Everyone who previously had gluten-free pasta on prescription from the Eastern and Coastal Kent NHS Trust has now been advised to buy it themselves.

'A £2 packet of pasta from a supermarket could cost the NHS up to £47,' said Alison Issott, assistant director of medicines management at the Trust.

She added: 'It will cost £5 from the manufacturer, plus a £1 dispensing fee, £1 pharmacy fee and a delivery charge up to £40.

'Manufacturers and wholesalers can charge the NHS significantly more for gluten-free products than when bought directly in a supermarket.

'As a wide range of gluten-free products are now available in the supermarkets, which was not previously the case, it is felt reasonable and fair to expect people to buy some of their own foods, as we do not pay for food for patients with other long-term food intolerances.'

Patients with coeliac disease – who have an intolerance to gluten – can get NHS prescriptions for some gluten-free foods.

Around one in 100 Britons have coeliac disease.
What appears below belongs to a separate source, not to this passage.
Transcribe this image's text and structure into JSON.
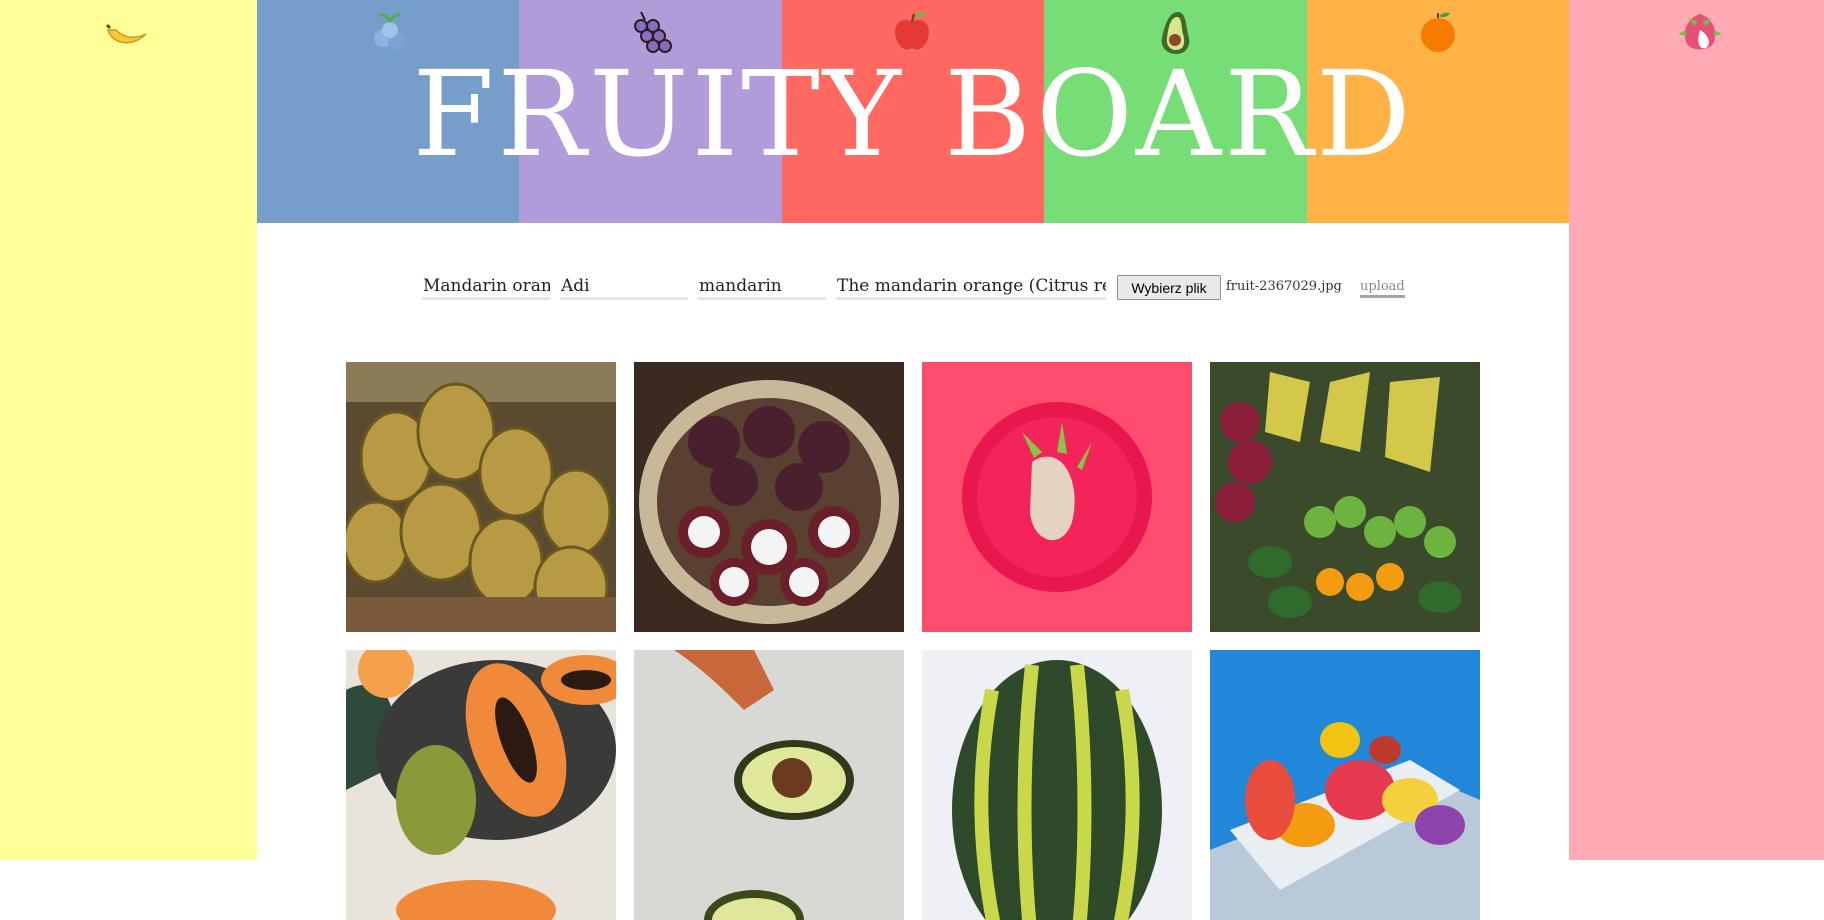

If they eat gluten – found in wheat, barley or rye – it causes damage to the lining of the small intestine which stops it absorbing nutrients.

Gluten free food, like these chocolate chip cookies, can be five times more expensive than standard items

Over time, this causes diarrhoea, bloating, extreme pain and weight loss.

Miss Issott added: 'As we recognise that having a gluten-free diet costs more than an average diet, the NHS will continue to help towards these costs by providing staple foods such as long-life bread and flour, which are less likely to attract substantial additional charges to the NHS.'

'This has not been an easy decision to make.

'While we do not wish to add to the burdens on patients we must ensure equity and best use of NHS resources,' she adds.